The two leaders noted the tremendous opportunities for cooperation between Indonesia and the United States in the areas of alternative fuels and environmental protection. President Yudhoyono briefed President Bush on his ambitious biofuel development initiative and the Presidents endorsed the U.S.-Indonesia Energy Policy Dialogue as a forum to discuss ways and means to acquire clean and safe alternative energy, including biofuels.
As the leaders of two nations which have both suffered terrorist attacks on their soil, the two leaders reaffirmed their solidarity in defeating the scourge of terrorism. Both Presidents expressed satisfaction at the successful arrest and conviction in Indonesia of suspects involved in the 2002 incident in Timika, and agreed to begin negotiations toward a Mutual Legal Assistance Treaty.
President Bush and President Yudhoyono discussed a broad range of regional and global security issues. President Bush and President Yudhoyono welcomed the successful restoration of bilateral military ties, and pledged to make such ties sustainable and mutually beneficial in the support of peace and stability. They agreed that such ties would be primarily targeted at increasing coordination on disaster relief, exchanges and training on the role of militaries in democratic societies, increasing mutual professional development and enhancing regional and maritime security. They agreed to explore the possibility of a Status of Forces Agreement.

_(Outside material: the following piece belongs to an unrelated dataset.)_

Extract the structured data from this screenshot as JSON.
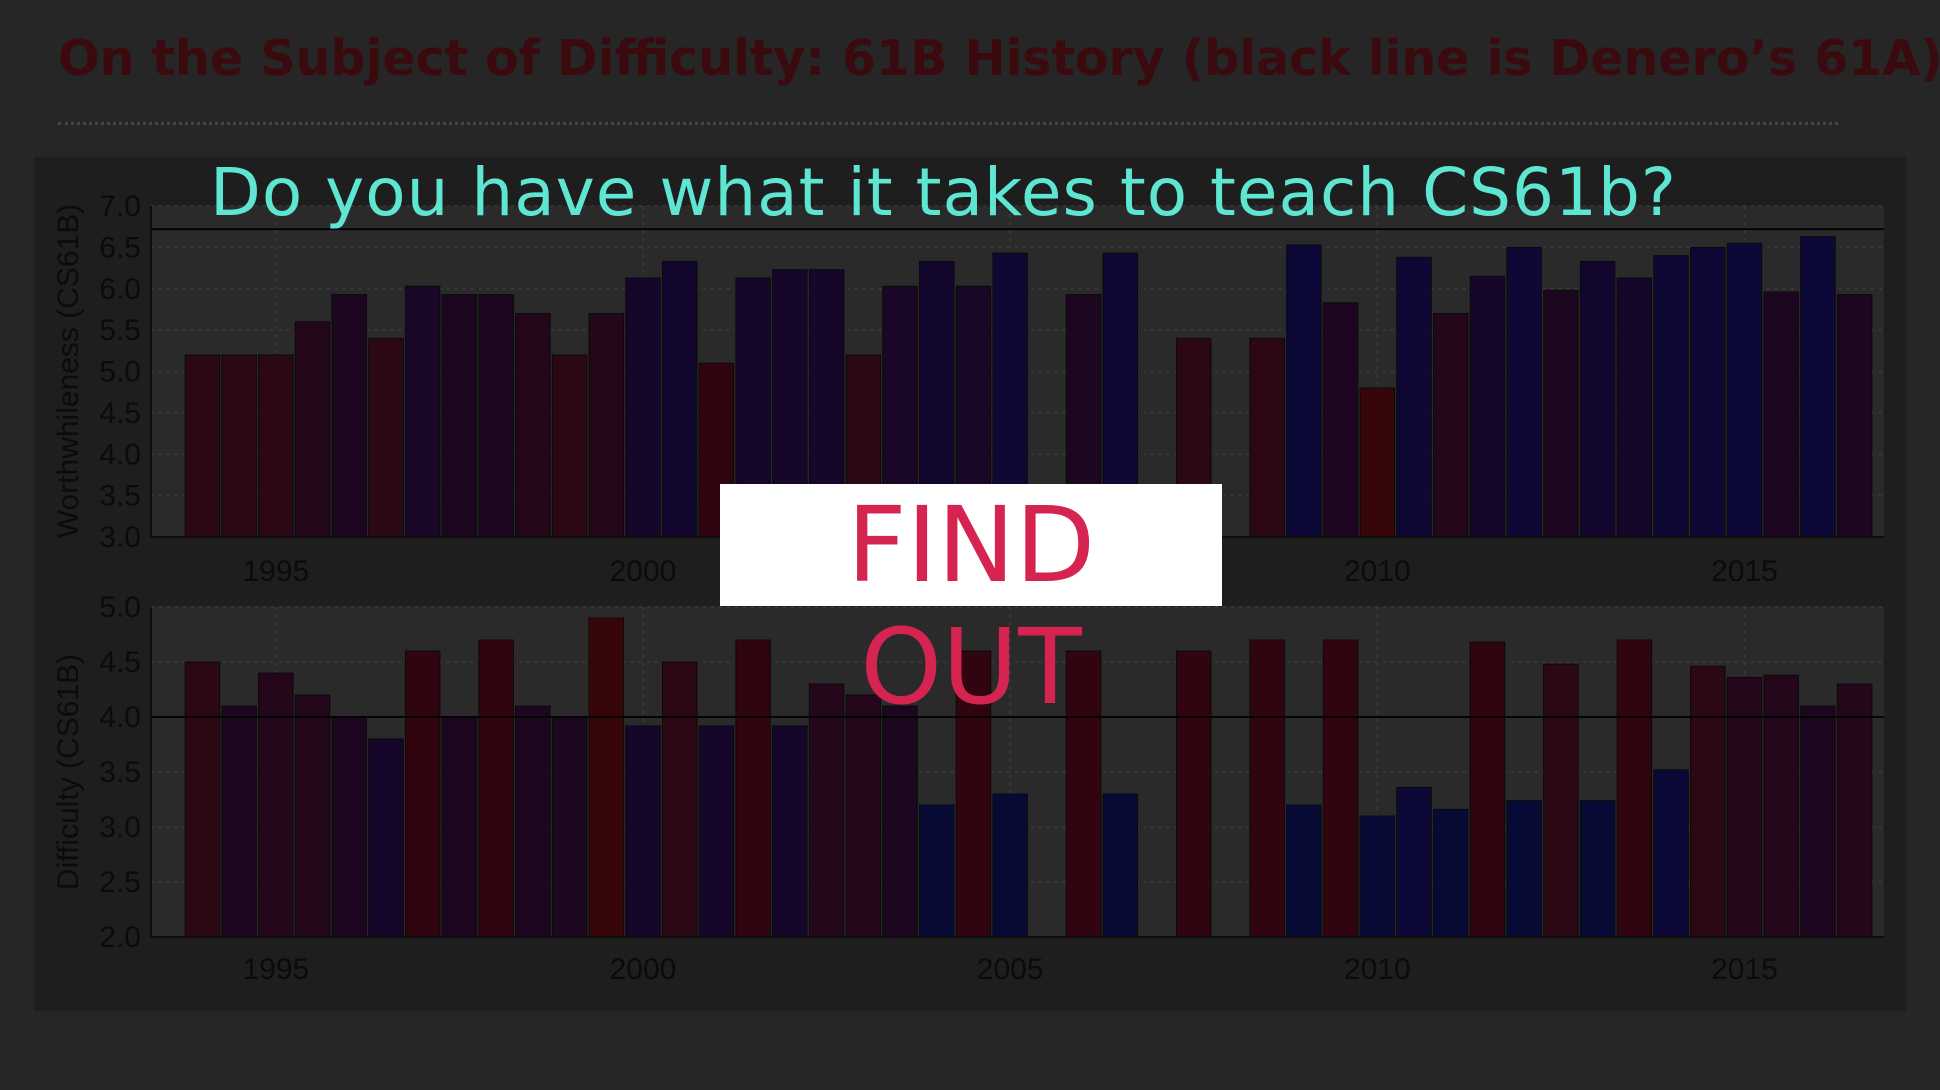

President Bush congratulated Indonesia on its election as a non-permanent member of the United Nations Security Council. Both Presidents pledged to work closely together on issues before the Council in order to maintain international peace and security, especially the challenge posed by North Korea's nuclear weapons program. President Bush applauded Indonesia's participation in maintaining peace in southern Lebanon by volunteering forces to join UNIFIL. The two Presidents also discussed the Arab-Israeli conflict, and both Presidents stressed their support for the establishment of a viable, independent, democratic and sovereign Palestine state that would live side by side in peace with Israel.
The two Presidents stressed the importance of inter-civilizational and inter-faith dialogues. The two Presidents expressed their concern to see growing religious intolerance in some parts of the world and their common desire to work against it. President Bush expressed great admiration and respect for Indonesia's long history of religious tolerance and moderate Islamic thought.